The manual approach and where it breaks down
Most reps follow the same playbook when they need to reach someone at a target account:
- Check LinkedIn mutuals. You search the person, see who you're both connected to, and hope one of those mutuals actually knows them. Problem: LinkedIn connections don't mean real relationships. You might share 15 mutuals and none of them could pick your target out of a lineup.
- Ask on Slack. "Hey team, does anyone know someone at Acme Corp?" Sometimes this works — if the right person happens to see the message and happens to remember. But most of the time it gets buried, and people don't surface connections they don't realize they have.
- Search your CRM. You look for past interactions, old deals, logged emails. CRMs capture what your team has done — they don't capture who your team knows. A rep who spent four years at Acme before joining your company won't show up in Salesforce.
- Ask your manager. They might know someone. They might know someone who knows someone. But this only works if your manager happens to have the right network for that specific account — and it doesn't scale across a team working hundreds of accounts.
Each of these methods gives you a partial, unreliable picture. Worse, they only surface the connections you already know to look for. The strongest path into an account might be through someone you'd never think to ask.
Why this is harder than it looks
Most sales teams have connections to their target accounts and don't know it. The paths exist — but they're spread across the team, buried in second-degree relationships nobody's mapped, and invisible in the tools everyone uses every day. Your CRM shows who you've emailed. LinkedIn shows who you've connected with. Neither shows how reachable an account actually is through your real network.
What most teams miss: the extended network
When reps search for connections, they almost always limit the search to themselves and their immediate teammates. That's a fraction of the network your company actually has access to.
- Advisors and board members. These people have decades of relationships across industries. A board member who spent 15 years as a CRO might know half the sales leaders in your target market — but nobody on your team thinks to ask.
- Investors. VCs and angels sit on multiple boards, attend the same conferences, and are often well-connected to executives at the companies in your pipeline. Your lead investor may already know the CEO you're trying to reach.
- Former employees. Someone who left your company six months ago still has all the relationships they built before and during their time with you. A former AE who now works at your target account is one of the strongest paths you could ask for.
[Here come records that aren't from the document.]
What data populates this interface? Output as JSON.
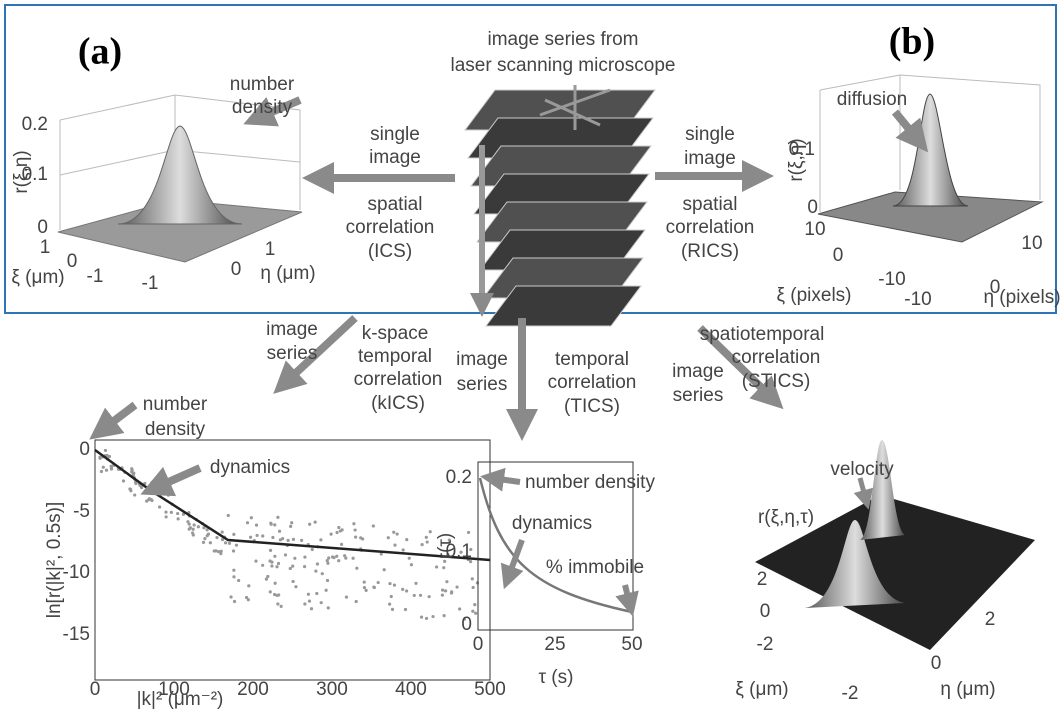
{
  "panel_labels": [
    "(a)",
    "(b)"
  ],
  "source": {
    "lines": [
      "image series from",
      "laser scanning microscope"
    ]
  },
  "ics_plot": {
    "annotation": [
      "number",
      "density"
    ],
    "z_label": "r(ξ,η)",
    "z_ticks": [
      "0.2",
      "0.1",
      "0"
    ],
    "xi_ticks": [
      "1",
      "0",
      "-1"
    ],
    "xi_label": "ξ (μm)",
    "eta_ticks": [
      "-1",
      "0",
      "1"
    ],
    "eta_label": "η (μm)"
  },
  "ics_arrow": {
    "above": [
      "single",
      "image"
    ],
    "below": [
      "spatial",
      "correlation",
      "(ICS)"
    ]
  },
  "rics_arrow": {
    "above": [
      "single",
      "image"
    ],
    "below": [
      "spatial",
      "correlation",
      "(RICS)"
    ]
  },
  "rics_plot": {
    "annotation": "diffusion",
    "z_label": "r(ξ,η)",
    "z_ticks": [
      "0.1",
      "0"
    ],
    "xi_ticks": [
      "10",
      "0",
      "-10"
    ],
    "xi_label": "ξ (pixels)",
    "eta_ticks": [
      "-10",
      "0",
      "10"
    ],
    "eta_label": "η (pixels)"
  },
  "kics_arrow": {
    "left": [
      "image",
      "series"
    ],
    "right": [
      "k-space",
      "temporal",
      "correlation",
      "(kICS)"
    ]
  },
  "tics_arrow": {
    "left": [
      "image",
      "series"
    ],
    "right": [
      "temporal",
      "correlation",
      "(TICS)"
    ]
  },
  "stics_arrow": {
    "left": [
      "image",
      "series"
    ],
    "right": [
      "spatiotemporal",
      "correlation",
      "(STICS)"
    ]
  },
  "kics_plot": {
    "annotation_density": [
      "number",
      "density"
    ],
    "annotation_dynamics": "dynamics",
    "y_label": "ln[r(|k|², 0.5s)]",
    "y_ticks": [
      "0",
      "-5",
      "-10",
      "-15"
    ],
    "x_ticks": [
      "0",
      "100",
      "200",
      "300",
      "400",
      "500"
    ],
    "x_label": "|k|² (μm⁻²)"
  },
  "tics_plot": {
    "annotations": [
      "number density",
      "dynamics",
      "% immobile"
    ],
    "y_label": "r(τ)",
    "y_ticks": [
      "0.2",
      "0.1",
      "0"
    ],
    "x_ticks": [
      "0",
      "25",
      "50"
    ],
    "x_label": "τ (s)"
  },
  "stics_plot": {
    "annotation": "velocity",
    "z_label": "r(ξ,η,τ)",
    "xi_ticks": [
      "2",
      "0",
      "-2"
    ],
    "xi_label": "ξ (μm)",
    "eta_ticks": [
      "-2",
      "0",
      "2"
    ],
    "eta_label": "η (μm)"
  }
}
- Customers. Your happiest customers are often willing to make introductions — especially to people they know at companies that would benefit from your product. They're credible because they've used it themselves.
- Community memberships. Industry groups, founder communities, peer networks, YC batches — shared membership in a tight-knit community often creates stronger ties than a shared employer. Two founders in the same accelerator cohort may know each other better than two people who worked at the same 5,000-person company.
The best path into an account is often not through someone on your sales team. It's through someone adjacent to your company who has a relationship nobody thought to map. The question isn't "do I know someone there?" — it's "does anyone in my company's entire orbit know someone there?"
What works better
The approach that consistently surfaces real paths:
- Start with the target, not your own contacts — search by the person or company you want to reach
- Look across the full team network, not just your own connections
- Weight relationships by quality, not just proximity — shared work history beats a loose LinkedIn connection
- Include advisors, investors, and past customers in the search — not just current colleagues
When you do that systematically, you find paths you'd never surface by scrolling alone. This is what Via AI automates — you name the person or company, and Via searches across your entire team's network to show you who has a real connection, ranked by relationship strength with context on what the connection is based on.